Palmer Suetonia C, Rabindranath Kannaiyan S, Craig Jonathan C, Roderick Paul J, Locatelli Francesco, Strippoli Giovanni F M
Department of Medicine, University of Otago Christchurch, Christchurch, New Zealand.
Cochrane Database Syst Rev. 2012 Sep 12;2012(9):CD005016. doi: 10.1002/14651858.CD005016.pub2.
Clinical practice guidelines regarding the use of high-flux haemodialysis membranes vary widely.
We aimed to analyse the current evidence reported for the benefits and harms of high-flux and low-flux haemodialysis.
We searched Cochrane Renal Group's specialised register (July 2012), the Cochrane Central Register of Controlled Trials (CENTRAL), MEDLINE (1948 to March 2011), and EMBASE (1947 to March 2011) without language restriction.

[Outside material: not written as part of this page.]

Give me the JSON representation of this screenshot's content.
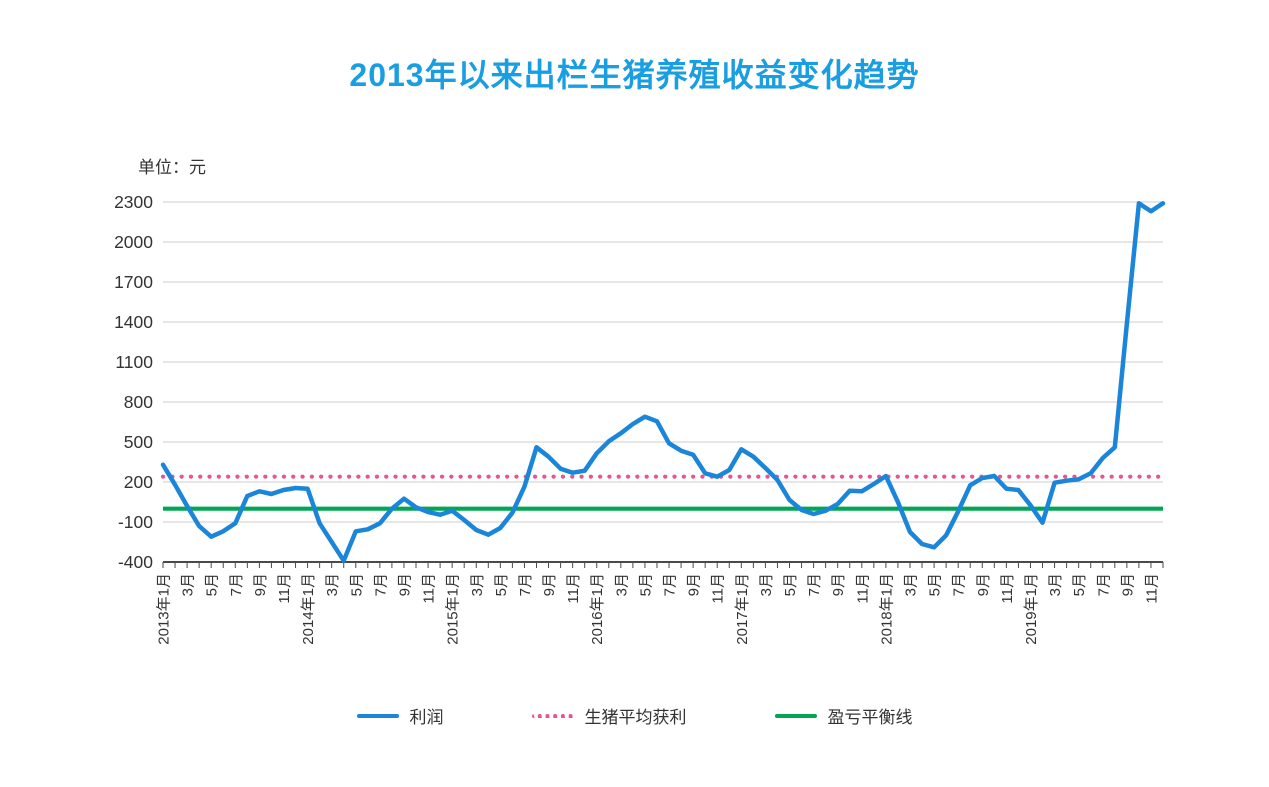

We included randomised controlled trials (RCTs) that compared high-flux haemodialysis with low-flux haemodialysis in people with end-stage kidney disease (ESKD) who required long-term haemodialysis.
Data were extracted independently by two authors for study characteristics (participants and interventions), risks of bias, and outcomes (all-cause mortality and cause-specific mortality, hospitalisation, health-related quality of life, carpal tunnel syndrome, dialysis-related arthropathy, kidney function, and symptoms) among people on haemodialysis. Treatment effects were expressed as a risk ratio (RR) or mean difference (MD), with 95% confidence intervals (CI) using the random-effects model.
We included 33 studies that involved 3820 participants with ESKD. High-flux membranes reduced cardiovascular mortality (5 studies, 2612 participants: RR 0.83, 95% CI 0.70 to 0.99) but not all-cause mortality (10 studies, 2915 participants: RR 0.95, 95% CI 0.87 to 1.04) or infection-related mortality (3 studies, 2547 participants: RR 0.91, 95% CI 0.71 to 1.14). In absolute terms, high-flux membranes may prevent three cardiovascular deaths in 100 people treated with haemodialysis for two years. While high-flux membranes reduced predialysis beta-2 microglobulin levels (MD -12.17 mg/L, 95% CI -15.83 to -8.51 mg/L), insufficient data were available to reliably estimate the effects of membrane flux on hospitalisation, carpal tunnel syndrome, or amyloid-related arthropathy. Evidence for effects of high-flux membranes was limited by selective reporting in a few studies. Insufficient numbers of studies limited our ability to conduct subgroup analyses for membrane type, biocompatibility, or reuse. In general, the risk of bias was either high or unclear in the majority of studies.
AUTHORS' CONCLUSIONS: High-flux haemodialysis may reduce cardiovascular mortality in people requiring haemodialysis by about 15%. A large well-designed RCT is now required to confirm this finding.
关于高通量血液透析膜使用的临床实践指南差异很大。
我们旨在分析目前报道的高通量和低通量血液透析的益处和危害的证据。
我们检索了Cochrane肾脏组专门注册库(2012年7月)、Cochrane对照试验中心注册库(CENTRAL)、MEDLINE(1948年至2011年3月)和EMBASE(1947年至2011年3月),无语言限制。
我们纳入了比较高通量血液透析与低通量血液透析的随机对照试验(RCT),试验对象为需要长期血液透析的终末期肾病(ESKD)患者。
由两位作者独立提取研究特征(参与者和干预措施)、偏倚风险以及血液透析患者的结局(全因死亡率和特定病因死亡率、住院、健康相关生活质量、腕管综合征、透析相关关节病、肾功能和症状)的数据。治疗效果以风险比(RR)或均值差(MD)表示,并采用随机效应模型计算95%置信区间(CI)。
我们纳入了33项研究,涉及3820例ESKD患者。高通量膜降低了心血管死亡率(5项研究,2612例参与者:RR 0.83,95%CI 0.70至0.99),但未降低全因死亡率(10项研究,2915例参与者:RR 0.95,95%CI 0.87至1.04)或感染相关死亡率(3项研究,2547例参与者:RR 0.91,95%CI 0.71至1.14)。按绝对值计算,高通量膜可能在100例接受两年血液透析治疗的患者中预防3例心血管死亡。虽然高通量膜降低了透析前β2微球蛋白水平(MD -12.17 mg/L,95%CI -15.83至-8.51 mg/L),但现有数据不足以可靠地估计膜通量对住院、腕管综合征或淀粉样变相关关节病的影响。少数研究的选择性报告限制了高通量膜效果的证据。研究数量不足限制了我们对膜类型、生物相容性或复用进行亚组分析的能力。总体而言,大多数研究的偏倚风险较高或不明确。
高通量血液透析可能使需要血液透析的患者心血管死亡率降低约15%。现在需要一项大型精心设计的RCT来证实这一发现。